In food and feedstuffs, sample is added to selective enrichment brothse.g. Selenite Cystine, Tetrathionate or Rappaport-Vassiliadis broth, with the objective of restricting the growth of other organisms yet allowing enhanced recovery of Salmonella spp. Typically incubation is at 37°C or 42-43°C for 24 hours dependant upon the food matrix and likely bacterial loading.

Sublethally stressed or injured cells, such as may occur in dried food products may require a resusitation stage in buffered peptone water before being subcultured into the rigourous environment of selective media.

Traditionally, selective agars e.g. bismuth sulfite agar [BS]; xylose lysine desoxycholate [XLD] agar, and Hektoen enteric [HE] agar are inoculated from these enrichments and incubated for a further 24 hours at 35°C or 37°C. The modern chromogenic agars now available make suspect colonies more distinct.

As with many microbiological tests for common pathogens there is often a requirement to obtain rapid results to allow positive release of raw materials or finished product; or at least an early recall before the finished product has moved too far down the distribution network. Consequently a number of alternative, sometimes complementary techniques have been developed to address this issue:

- Combining enrichment with presumptive identification
- Cell separation by immuno magnetic capture.
- Replacement of plating out by rapid methods e.g. as immunoassay in various formats or molecular methods such as PCR can eliminate the need for further identification in the event of a positive and can also provide quantitative information.

Clinical samples are usually sub-cultured directly to selective agars [e.g. CLED or DCA] followed by identification.

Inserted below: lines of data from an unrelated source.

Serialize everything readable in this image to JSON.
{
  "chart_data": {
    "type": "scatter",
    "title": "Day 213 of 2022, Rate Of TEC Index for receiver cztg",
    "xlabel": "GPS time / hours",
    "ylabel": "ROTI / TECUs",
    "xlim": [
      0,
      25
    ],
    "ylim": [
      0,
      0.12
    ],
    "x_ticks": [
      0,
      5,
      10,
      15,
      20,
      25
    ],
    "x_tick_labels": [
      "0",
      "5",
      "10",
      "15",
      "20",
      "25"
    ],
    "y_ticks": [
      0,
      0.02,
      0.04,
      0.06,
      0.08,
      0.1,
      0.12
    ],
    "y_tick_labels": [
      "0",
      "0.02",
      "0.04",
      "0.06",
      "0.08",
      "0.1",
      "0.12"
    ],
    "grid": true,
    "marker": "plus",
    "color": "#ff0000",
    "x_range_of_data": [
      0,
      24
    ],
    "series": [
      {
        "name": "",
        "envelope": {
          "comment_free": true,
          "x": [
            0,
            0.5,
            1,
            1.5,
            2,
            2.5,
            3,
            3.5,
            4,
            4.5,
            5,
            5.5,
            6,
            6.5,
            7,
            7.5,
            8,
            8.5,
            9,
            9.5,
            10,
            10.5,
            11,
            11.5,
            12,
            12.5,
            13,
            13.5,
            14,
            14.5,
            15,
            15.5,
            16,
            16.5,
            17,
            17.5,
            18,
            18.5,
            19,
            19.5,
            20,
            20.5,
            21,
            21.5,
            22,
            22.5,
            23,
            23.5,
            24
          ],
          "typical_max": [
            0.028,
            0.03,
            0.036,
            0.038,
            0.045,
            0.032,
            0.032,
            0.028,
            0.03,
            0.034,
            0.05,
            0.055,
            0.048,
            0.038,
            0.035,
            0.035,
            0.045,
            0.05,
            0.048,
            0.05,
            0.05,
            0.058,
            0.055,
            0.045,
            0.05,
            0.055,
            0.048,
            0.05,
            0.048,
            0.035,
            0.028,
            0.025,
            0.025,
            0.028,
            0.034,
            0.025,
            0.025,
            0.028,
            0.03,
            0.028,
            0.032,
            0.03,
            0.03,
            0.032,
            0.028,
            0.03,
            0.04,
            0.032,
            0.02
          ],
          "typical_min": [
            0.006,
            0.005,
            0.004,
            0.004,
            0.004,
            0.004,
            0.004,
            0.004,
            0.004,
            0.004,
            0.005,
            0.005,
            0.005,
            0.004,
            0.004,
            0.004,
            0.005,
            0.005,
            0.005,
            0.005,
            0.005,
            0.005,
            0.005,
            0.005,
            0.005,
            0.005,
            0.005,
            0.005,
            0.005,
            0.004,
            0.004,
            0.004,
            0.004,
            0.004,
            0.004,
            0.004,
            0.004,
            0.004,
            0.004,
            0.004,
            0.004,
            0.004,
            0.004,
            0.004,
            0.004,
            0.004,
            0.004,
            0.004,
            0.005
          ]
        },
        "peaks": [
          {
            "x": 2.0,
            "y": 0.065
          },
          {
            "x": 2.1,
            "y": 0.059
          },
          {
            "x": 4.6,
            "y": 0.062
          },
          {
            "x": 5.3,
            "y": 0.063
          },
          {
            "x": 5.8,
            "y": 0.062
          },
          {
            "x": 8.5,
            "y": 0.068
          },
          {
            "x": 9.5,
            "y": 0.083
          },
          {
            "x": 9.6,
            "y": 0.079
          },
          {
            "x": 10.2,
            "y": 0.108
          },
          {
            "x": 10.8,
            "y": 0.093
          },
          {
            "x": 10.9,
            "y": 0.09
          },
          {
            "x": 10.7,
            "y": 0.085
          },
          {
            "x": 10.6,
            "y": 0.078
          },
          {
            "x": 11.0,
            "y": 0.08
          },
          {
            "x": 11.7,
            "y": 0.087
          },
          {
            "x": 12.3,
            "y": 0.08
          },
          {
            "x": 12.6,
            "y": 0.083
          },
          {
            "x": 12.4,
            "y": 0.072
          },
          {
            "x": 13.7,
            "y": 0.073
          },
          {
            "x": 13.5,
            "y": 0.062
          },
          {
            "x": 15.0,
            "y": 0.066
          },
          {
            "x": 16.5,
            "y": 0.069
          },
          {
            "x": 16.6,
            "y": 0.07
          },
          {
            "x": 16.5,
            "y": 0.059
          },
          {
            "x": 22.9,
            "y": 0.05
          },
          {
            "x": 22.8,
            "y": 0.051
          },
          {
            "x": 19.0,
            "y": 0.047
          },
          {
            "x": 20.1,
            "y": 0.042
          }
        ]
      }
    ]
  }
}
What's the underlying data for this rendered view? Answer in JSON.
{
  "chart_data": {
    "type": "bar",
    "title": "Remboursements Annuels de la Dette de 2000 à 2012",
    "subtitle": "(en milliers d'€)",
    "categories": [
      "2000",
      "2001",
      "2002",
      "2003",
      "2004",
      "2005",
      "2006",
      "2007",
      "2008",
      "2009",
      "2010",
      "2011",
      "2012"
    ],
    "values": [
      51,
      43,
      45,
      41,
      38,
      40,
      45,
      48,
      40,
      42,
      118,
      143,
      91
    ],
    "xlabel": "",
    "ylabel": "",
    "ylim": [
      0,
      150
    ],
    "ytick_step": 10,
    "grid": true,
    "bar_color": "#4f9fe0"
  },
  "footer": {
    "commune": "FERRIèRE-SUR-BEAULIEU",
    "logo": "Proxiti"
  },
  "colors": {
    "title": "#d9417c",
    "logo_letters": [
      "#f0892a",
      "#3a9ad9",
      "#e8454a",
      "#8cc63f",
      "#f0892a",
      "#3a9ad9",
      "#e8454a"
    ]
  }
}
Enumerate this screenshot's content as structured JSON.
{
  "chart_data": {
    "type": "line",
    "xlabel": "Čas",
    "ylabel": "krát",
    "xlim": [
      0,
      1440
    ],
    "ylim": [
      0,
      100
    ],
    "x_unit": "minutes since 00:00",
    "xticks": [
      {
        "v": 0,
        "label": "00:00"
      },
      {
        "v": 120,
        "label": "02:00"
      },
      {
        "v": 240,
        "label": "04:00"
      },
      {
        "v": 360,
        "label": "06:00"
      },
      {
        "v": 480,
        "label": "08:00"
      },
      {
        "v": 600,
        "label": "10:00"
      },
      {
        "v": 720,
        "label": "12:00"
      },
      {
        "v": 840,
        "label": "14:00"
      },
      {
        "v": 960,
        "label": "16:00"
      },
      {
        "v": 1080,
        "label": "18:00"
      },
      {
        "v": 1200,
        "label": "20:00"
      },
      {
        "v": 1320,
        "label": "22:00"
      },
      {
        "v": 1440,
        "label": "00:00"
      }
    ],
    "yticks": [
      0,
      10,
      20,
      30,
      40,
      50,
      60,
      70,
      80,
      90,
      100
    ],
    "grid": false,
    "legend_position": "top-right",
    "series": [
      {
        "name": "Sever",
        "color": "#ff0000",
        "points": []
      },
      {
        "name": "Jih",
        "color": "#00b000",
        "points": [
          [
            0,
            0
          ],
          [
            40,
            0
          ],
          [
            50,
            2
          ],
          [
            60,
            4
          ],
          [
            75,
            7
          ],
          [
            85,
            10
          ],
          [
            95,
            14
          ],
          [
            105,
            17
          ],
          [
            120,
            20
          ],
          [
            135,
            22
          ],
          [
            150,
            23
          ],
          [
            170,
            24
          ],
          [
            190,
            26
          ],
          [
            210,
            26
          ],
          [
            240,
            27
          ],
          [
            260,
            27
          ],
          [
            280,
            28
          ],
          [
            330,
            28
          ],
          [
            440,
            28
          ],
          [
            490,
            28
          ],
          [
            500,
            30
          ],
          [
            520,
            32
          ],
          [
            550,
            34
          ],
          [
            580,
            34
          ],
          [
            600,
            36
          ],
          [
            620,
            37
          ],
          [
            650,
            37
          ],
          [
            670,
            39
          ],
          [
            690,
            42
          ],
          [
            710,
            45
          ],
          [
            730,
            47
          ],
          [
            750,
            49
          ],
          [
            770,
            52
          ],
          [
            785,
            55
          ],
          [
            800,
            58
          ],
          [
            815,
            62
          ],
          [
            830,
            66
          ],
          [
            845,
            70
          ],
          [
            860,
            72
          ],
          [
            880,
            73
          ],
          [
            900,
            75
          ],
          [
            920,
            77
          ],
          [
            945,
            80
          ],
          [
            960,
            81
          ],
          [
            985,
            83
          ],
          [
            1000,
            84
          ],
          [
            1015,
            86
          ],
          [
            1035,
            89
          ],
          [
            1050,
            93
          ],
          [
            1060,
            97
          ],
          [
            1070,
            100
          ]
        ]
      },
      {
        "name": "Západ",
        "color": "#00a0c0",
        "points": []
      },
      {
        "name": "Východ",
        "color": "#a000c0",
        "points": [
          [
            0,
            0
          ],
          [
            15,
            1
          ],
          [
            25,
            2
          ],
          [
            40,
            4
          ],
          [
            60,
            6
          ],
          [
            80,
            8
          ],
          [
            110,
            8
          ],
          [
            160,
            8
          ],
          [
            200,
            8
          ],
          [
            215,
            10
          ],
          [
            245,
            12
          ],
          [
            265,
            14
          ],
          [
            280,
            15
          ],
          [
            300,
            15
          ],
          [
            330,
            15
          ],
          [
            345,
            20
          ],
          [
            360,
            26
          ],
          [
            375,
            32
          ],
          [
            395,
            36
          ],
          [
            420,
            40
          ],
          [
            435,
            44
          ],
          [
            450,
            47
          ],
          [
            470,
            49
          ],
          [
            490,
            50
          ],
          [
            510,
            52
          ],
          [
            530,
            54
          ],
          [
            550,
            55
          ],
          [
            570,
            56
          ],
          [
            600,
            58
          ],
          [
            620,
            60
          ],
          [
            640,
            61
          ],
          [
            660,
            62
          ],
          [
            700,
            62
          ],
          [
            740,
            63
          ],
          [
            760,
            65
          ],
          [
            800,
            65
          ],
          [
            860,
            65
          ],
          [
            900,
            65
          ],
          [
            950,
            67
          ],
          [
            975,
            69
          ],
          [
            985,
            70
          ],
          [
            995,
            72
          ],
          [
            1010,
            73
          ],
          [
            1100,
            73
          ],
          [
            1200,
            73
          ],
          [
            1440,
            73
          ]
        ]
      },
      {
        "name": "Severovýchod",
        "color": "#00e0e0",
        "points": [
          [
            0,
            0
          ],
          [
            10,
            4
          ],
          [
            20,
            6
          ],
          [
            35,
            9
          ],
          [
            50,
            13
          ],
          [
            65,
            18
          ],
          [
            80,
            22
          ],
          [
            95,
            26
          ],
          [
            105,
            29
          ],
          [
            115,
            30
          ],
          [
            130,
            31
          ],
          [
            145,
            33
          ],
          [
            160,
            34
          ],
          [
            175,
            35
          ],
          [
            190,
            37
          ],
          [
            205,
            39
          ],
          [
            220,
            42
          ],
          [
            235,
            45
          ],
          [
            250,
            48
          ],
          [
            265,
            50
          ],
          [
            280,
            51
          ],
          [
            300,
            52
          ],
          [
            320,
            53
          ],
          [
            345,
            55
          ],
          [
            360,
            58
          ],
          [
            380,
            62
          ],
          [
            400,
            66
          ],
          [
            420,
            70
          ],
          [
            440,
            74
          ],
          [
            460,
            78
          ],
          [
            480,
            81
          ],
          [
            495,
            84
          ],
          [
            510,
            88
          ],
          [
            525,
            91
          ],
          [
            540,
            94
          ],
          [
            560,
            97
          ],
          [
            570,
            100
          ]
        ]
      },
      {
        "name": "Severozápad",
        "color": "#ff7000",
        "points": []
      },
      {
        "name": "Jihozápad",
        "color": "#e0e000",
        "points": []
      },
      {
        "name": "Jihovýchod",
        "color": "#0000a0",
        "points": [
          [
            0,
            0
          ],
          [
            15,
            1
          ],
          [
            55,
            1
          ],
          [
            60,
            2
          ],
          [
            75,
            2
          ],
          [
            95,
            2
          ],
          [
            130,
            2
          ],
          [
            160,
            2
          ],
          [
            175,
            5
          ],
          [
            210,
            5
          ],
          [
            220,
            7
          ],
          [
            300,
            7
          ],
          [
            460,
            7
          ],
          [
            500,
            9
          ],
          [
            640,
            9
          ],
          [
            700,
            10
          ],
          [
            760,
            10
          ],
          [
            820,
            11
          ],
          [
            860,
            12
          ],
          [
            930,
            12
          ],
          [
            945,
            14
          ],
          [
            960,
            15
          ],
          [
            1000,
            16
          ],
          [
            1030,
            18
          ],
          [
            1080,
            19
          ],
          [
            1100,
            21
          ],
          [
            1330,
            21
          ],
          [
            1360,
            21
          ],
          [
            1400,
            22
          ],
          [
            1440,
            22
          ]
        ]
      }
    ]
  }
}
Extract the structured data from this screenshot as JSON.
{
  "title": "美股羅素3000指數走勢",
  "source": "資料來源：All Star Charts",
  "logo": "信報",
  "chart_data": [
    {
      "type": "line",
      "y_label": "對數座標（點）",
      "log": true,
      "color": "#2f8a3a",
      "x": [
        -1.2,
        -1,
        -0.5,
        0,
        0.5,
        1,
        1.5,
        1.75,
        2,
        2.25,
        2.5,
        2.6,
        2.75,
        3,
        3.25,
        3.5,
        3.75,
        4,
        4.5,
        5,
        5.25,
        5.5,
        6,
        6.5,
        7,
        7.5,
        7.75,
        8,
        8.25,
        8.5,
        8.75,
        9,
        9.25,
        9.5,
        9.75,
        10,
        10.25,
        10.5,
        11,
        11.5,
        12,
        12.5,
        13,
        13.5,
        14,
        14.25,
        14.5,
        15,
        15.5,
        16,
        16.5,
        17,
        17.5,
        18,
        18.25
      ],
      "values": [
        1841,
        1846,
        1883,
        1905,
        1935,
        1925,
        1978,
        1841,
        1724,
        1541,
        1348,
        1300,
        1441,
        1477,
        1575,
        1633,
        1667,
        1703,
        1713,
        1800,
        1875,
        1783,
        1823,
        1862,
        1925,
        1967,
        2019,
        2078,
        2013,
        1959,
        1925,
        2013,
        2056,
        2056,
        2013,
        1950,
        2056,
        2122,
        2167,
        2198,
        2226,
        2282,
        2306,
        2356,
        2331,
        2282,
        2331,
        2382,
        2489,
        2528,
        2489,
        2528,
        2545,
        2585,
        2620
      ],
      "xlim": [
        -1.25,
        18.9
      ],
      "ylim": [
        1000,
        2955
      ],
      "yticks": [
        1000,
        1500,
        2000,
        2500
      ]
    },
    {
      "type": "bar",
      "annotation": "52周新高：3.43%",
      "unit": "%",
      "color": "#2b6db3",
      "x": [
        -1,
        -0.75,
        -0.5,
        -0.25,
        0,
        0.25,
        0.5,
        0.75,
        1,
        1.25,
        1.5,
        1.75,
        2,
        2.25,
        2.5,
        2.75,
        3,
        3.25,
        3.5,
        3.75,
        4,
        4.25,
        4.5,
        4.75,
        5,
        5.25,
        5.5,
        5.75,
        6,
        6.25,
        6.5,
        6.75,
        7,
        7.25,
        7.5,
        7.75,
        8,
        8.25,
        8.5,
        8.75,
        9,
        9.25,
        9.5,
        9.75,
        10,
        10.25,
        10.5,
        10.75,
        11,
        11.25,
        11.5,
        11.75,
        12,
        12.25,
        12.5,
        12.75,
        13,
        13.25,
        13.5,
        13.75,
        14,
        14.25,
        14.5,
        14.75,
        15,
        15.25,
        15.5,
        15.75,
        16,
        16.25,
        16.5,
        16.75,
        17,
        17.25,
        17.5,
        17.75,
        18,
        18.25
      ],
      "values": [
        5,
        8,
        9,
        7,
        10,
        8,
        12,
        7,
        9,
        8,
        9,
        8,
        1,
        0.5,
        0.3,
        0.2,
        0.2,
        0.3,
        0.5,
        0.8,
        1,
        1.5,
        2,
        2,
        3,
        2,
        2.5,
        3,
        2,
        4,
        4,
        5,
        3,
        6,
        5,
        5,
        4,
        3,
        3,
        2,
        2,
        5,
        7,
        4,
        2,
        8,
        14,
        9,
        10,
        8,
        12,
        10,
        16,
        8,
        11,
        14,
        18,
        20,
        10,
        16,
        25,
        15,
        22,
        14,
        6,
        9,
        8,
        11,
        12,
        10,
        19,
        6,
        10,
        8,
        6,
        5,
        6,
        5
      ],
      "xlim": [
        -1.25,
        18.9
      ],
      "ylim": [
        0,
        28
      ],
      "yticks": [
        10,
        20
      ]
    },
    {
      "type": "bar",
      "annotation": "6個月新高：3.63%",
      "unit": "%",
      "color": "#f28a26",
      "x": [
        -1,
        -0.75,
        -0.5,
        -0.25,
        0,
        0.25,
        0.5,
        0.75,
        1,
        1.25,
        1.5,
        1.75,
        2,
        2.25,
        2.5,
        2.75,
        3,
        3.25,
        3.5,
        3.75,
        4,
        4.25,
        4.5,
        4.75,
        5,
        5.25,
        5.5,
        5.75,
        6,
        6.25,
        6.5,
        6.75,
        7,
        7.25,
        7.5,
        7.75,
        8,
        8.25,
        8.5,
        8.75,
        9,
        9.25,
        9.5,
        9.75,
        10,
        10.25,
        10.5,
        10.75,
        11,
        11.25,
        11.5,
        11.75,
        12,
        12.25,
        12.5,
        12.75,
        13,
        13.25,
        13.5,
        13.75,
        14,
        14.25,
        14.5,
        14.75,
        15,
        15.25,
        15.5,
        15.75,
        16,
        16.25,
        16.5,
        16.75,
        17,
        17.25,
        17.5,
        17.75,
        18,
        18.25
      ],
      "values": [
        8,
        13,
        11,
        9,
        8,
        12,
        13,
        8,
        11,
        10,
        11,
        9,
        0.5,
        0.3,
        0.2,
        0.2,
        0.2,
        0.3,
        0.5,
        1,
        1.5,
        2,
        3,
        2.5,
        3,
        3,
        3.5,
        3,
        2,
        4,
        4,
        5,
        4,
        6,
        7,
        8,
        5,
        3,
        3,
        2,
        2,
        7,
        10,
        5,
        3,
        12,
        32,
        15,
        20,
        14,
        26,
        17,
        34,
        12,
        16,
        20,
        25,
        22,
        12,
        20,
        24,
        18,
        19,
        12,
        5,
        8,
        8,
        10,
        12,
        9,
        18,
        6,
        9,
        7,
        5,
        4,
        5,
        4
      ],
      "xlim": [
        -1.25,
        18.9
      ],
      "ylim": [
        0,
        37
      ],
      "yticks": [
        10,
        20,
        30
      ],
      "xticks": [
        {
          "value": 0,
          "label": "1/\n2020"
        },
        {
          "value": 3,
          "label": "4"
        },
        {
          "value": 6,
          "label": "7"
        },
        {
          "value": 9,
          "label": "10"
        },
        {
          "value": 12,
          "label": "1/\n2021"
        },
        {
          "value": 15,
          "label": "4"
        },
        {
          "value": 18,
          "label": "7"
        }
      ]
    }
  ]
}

Quality control organisms are available to ensure that method performance is within standard criteria.

Following isolation on selective media, identification can be carried out using agglutination, biochemical or molecular techniques.

Latex agglutination allows rapid elimination of negative samples, positives can then be checked out with more targeted tests.

Biochemical profiles identify organisms phenotypically and are widely used.

Molecular methods using PCR or nucleic acid techniques are routinely used as confirmatory tests.

Salmonella isolates are most commonly classified according to serology using the Kauffman-White classification scheme. Clinical samples are usually referred to specialist laboratories for serotyping, phage typing and antibiotic resistance testing.

Due to the emergence and spread of Salmonella resistant to multiple antibiotics all isolates of Salmonella should be subjected to an antimicrobial susceptibility test. This helps with both patient management and also in generating the surveillance data.

The economic cost of Salmonella infections in the United States is estimated at US$3 billion. Very few countries report costs associated with these infections.

Denmark has taken active steps to not only monitor but also control Salmonella. A study shows that in 2001 a control program costing US $14 million saved Denmark US $25 million by controlling Salmonella. These costs were paid almost exclusively by the industry.

There are close to 2,500 serovars of Salmonella and the correct nomenclature is important in regard to epidemiology as well as communication between researchers. An example is Salmonella enterica subsp. enterica serotype Typhimurium, this may be shortened to Salmonella typhimurium.